Co-benefits of mitigation
Many recent studies have demonstrated significant benefits of carbon-mitigation strategies on human health, mainly because they also reduce other airborne emissions, for example, SO2, NOx and particulate matter. This is projected to result in the prevention of tens of thousands of premature deaths in Asian and Latin American countries annually, and several thousands in Europe. However, monetization of mortality risks remains controversial, and hence a large range of benefit estimates can be found in the literature. However, all studies agree that the monetized health benefits may offset a substantial fraction of the mitigation costs (high agreement, much evidence) [11.8].
In addition, the benefits of avoided emissions of air pollutants have been estimated for agricultural production and the impact of acid precipitation on natural ecosystems. Such near-term benefits provide the basis for a no-regrets GHG-reduction policy, in which substantial advantages accrue even if the impact of human-induced climate change turns out to be less than current projections show. Including co-benefits other than those for human health and agricultural productivity (e.g., increased energy security and employment) would further enhance the cost savings (high agreement, limited evidence) [11.8].

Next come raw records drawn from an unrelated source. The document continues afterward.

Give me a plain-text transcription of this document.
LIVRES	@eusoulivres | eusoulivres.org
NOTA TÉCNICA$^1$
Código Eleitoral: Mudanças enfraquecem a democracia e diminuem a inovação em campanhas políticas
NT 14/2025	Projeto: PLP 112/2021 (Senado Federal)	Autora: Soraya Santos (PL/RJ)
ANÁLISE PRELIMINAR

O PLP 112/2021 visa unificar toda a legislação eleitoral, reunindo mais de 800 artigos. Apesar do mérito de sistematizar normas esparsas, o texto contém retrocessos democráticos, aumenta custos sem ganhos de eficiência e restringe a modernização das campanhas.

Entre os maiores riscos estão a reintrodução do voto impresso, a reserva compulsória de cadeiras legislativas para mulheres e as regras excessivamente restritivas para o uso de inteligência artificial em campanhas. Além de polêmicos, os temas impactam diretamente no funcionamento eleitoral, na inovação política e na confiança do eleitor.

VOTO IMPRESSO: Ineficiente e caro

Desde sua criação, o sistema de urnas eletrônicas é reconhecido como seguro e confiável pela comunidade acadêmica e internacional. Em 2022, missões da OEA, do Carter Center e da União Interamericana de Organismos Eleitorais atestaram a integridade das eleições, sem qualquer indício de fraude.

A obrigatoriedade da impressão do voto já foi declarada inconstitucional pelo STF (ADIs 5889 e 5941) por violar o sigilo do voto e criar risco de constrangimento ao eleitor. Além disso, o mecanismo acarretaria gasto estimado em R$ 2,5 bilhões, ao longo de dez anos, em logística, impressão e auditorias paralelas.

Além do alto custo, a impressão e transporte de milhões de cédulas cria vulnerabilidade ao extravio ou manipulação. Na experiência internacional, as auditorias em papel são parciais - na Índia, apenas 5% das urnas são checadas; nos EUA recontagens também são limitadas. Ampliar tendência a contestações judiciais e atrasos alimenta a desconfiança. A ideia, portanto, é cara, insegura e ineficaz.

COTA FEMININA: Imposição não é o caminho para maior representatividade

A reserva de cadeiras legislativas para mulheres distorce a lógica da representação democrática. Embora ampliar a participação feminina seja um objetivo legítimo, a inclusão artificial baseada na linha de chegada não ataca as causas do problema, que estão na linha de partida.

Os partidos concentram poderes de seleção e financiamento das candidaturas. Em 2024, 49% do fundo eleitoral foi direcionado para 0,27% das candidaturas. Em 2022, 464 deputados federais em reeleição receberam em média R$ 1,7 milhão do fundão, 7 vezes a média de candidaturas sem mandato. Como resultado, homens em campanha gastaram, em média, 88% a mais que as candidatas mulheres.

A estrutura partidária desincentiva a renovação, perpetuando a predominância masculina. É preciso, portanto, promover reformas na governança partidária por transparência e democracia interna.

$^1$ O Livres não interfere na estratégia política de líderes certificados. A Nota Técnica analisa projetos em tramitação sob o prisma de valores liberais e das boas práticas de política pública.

A wealth of new literature has pointed out that addressing climate change and air pollution simultaneously through a single set of measures and policies offers potentially large reductions in the costs of air-pollution control. An integrated approach is needed to address those pollutants and processes for which trade-offs exist. This is, for instance, the case for NOx controls for vehicles and nitric acid plants, which may increase N2O emissions, or the increased use of energy-efficient diesel vehicles, which emit relatively more fine particulate matter than their gasoline equivalents (high agreement, much evidence) [11.8].